Under these circumstances, a 2-3% of GDP current account deficit would have made it possible to prevent a further devaluation of the hryvnia: it would have stopped at around UAH 11.00/USD in 2014 and at UAH 18.50/USD in 2015.5.
In other words, had prices for gas not been artificially low, the average salary today would be around US $300 a month, and not US $200. The average pension would be around US $100 and not US $66. Many Ukrainians would have been able to hang on to their savings. Meanwhile, energy efficiency and investment appeal would have brought new jobs and push up wages. So, Ukrainians’ choice is clear: either pay less for gas or have a stable economy with open opportunities for all to develop and earn.5 The calculation is as follows: a certain proportion of hryvnia is spent by both business and ordinary Ukrainians on non-energy expenditures. This sum in UAH will inevitably be spent on imported goods, no matter what happens, and the exchange rate merely regulates how many imports will be bought for this money.
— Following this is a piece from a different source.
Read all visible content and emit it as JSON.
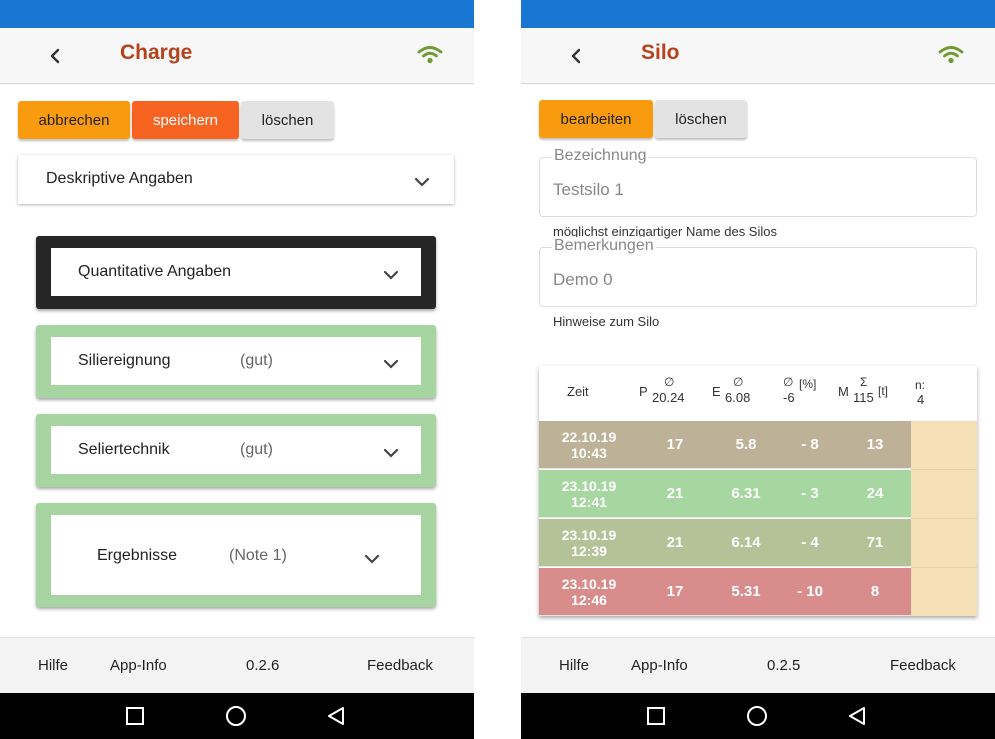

How much Ukrainians spent on imports over 2014-2015 is a known quantity, and energy import and exports are also known: the hypothetical exchange rate is defined as the parameter that reduces the monetary aspect of non-energy imports to the level at which the current account deficit is around 2-3% of GDP. The formula for this calculation is C/A$ = Exp$ - (EnergImp$ +(NonEnergImpuah/ExchRate))+BalanceIncTrans$, where C/A$ is the current account balance in USD, Exp$ is exports in USD, EnergImp$ is energy imports in USD, BalanceIncTrans$ is primary and secondary revenues in USD, NonEnergImpuah is non-energy imports in UAH, and ExchRate is the UAH exchange rate.
UAH exchange rate
CASE Ukraine’s calculations have been highly simplified, without taking into account a variety of interconnected elements, such as the impact of market prices for gas on the structure of the economy, potential investments in different sectors, and so on. During the course of analysis, it became clear that market prices would have a much broader positive impact, not just on the hryvnia exchange rate. But we leave that part of the analysis for further study.